Em seguida vinham os cortes orçamentários e o primeiro deles era no orçamento do Ministério da Cultura. Minha reação foi pior, disse-lhes que não discutiria a proposta que me faziam com qualquer corte contra a Cultura.
Veio o Collor e extinguiu o Ministério, que só voltou a existir com o presidente Itamar Franco. Outra tentativa em cima do Ministério da Cultura foi convencer o meu querido amigo Michel Temer a acabar com ele em 12 de maio de 2016, e, inspirado melhor pela reação, restabelece-lo em 23 de maio, tendo um breve desaparecimento de alguns dias. Mas a perseguição ao Ministério da Cultura continuou. Toda vez que se fala em reforma administrativa o primeiro item é acabá-lo.

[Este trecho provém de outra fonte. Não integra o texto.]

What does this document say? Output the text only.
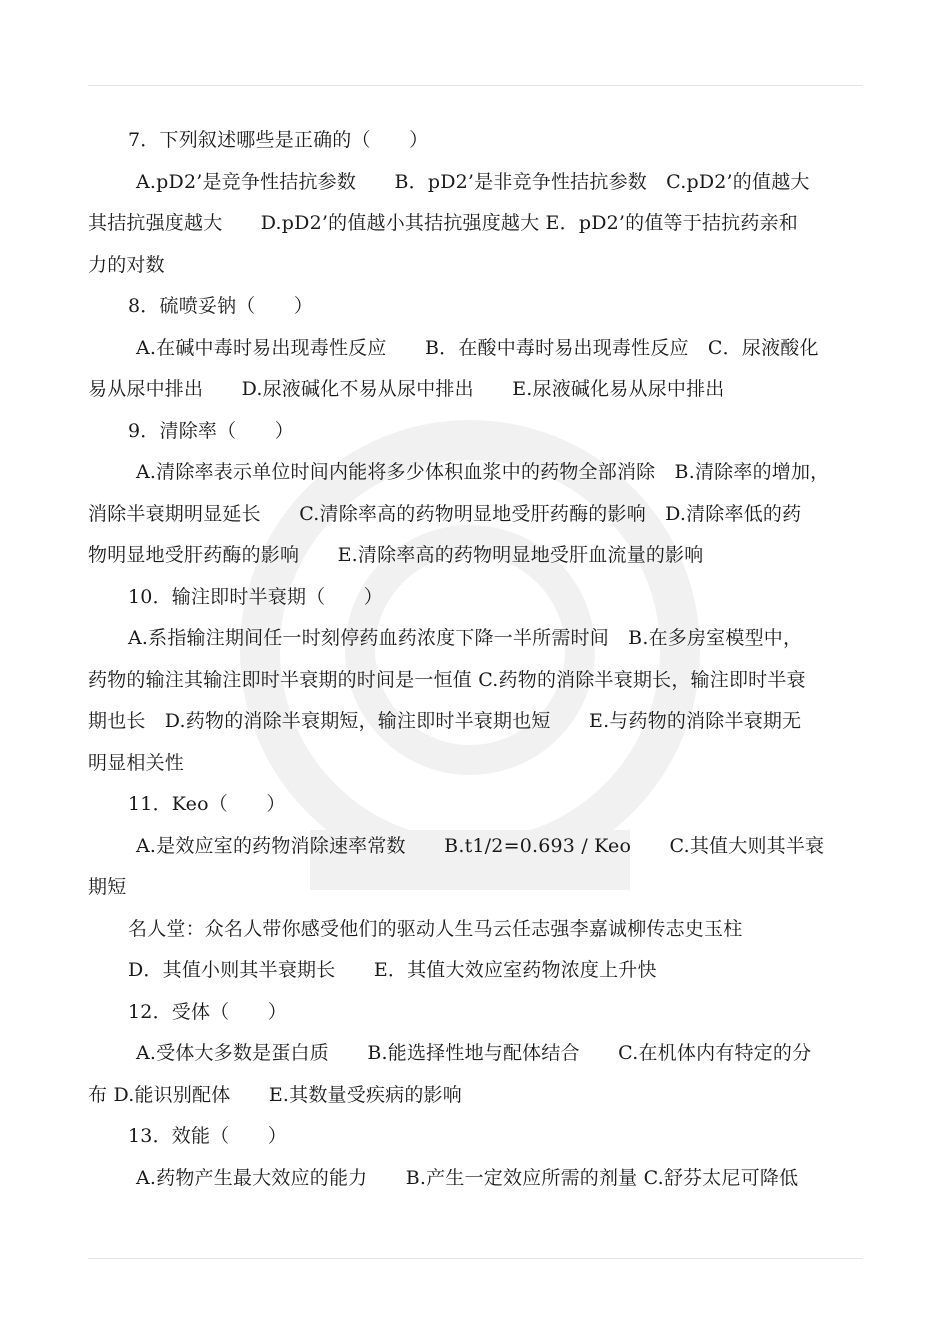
7．下列叙述哪些是正确的（　　）
A.pD2’是竞争性拮抗参数　　B．pD2’是非竞争性拮抗参数　C.pD2’的值越大
其拮抗强度越大　　D.pD2’的值越小其拮抗强度越大 E．pD2’的值等于拮抗药亲和
力的对数
8．硫喷妥钠（　　）
A.在碱中毒时易出现毒性反应　　B．在酸中毒时易出现毒性反应　C．尿液酸化
易从尿中排出　　D.尿液碱化不易从尿中排出　　E.尿液碱化易从尿中排出
9．清除率（　　）
A.清除率表示单位时间内能将多少体积血浆中的药物全部消除　B.清除率的增加，
消除半衰期明显延长　　C.清除率高的药物明显地受肝药酶的影响　D.清除率低的药
物明显地受肝药酶的影响　　E.清除率高的药物明显地受肝血流量的影响
10．输注即时半衰期（　　）
A.系指输注期间任一时刻停药血药浓度下降一半所需时间　B.在多房室模型中，
药物的输注其输注即时半衰期的时间是一恒值 C.药物的消除半衰期长，输注即时半衰
期也长　D.药物的消除半衰期短，输注即时半衰期也短　　E.与药物的消除半衰期无
明显相关性
11．Keo（　　）
A.是效应室的药物消除速率常数　　B.t1/2=0.693 / Keo　　C.其值大则其半衰
期短
名人堂：众名人带你感受他们的驱动人生马云任志强李嘉诚柳传志史玉柱
D．其值小则其半衰期长　　E．其值大效应室药物浓度上升快
12．受体（　　）
A.受体大多数是蛋白质　　B.能选择性地与配体结合　　C.在机体内有特定的分
布 D.能识别配体　　E.其数量受疾病的影响
13．效能（　　）
A.药物产生最大效应的能力　　B.产生一定效应所需的剂量 C.舒芬太尼可降低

Essa obsessão vem da falta de consciência nacional de sua importância. Até hoje não se sabe o que a cultura representa. A verdade é que todos os esforços da sociedade contemporânea estão voltados para gerar valores materiais, não valores espirituais. Mas são esses valores, ao expressar o modo de vida, por meio de arte, literatura, ciência, tradição, crenças, que formam a essência de um povo, de um país. Nenhum país pode ser potência de qualquer natureza, sem ser uma potência cultural.
Mas para a cultura é essencial um clima de liberdade, de criação, um ambiente de reencontro, de redescoberta. O Estado não pode arbitrar que cultura deve ser apoiada. Ela não pode ficar sujeita a que um governo que goste menos de cultura sufoque e deixe ao desamparo a produção cultural, os artistas, os escritores.
Agora a cultura tornou-se um jogo de ping-pong. O atual governo extinguiu o Ministério, transformou-o em Secretaria Especial de Cultura do Ministério da Cidadania, passou-a para o Turismo, mas ela permaneceu na Cidadania e agora retorna ao Turismo. A verdade é que não temos uma política cultural e, em vez de ser uma unanimidade nacional, a sua promoção é tema de discórdia e uma disputa de interesses e até colocado a serviço de ideologias.
Tendo criado o Ministério da Cultura e sido seu defensor ao longo da minha vida, não posso deixar de condenar qualquer agressão a esses ideais. Intelectual, sou de um Estado onde só existem estátuas a escritores. Reverenciamos nossa tradição cultural e temos alguns dos maiores nomes da literatura brasileira.
Por isso temos orgulho de termos sido batizados como Atenas brasileira.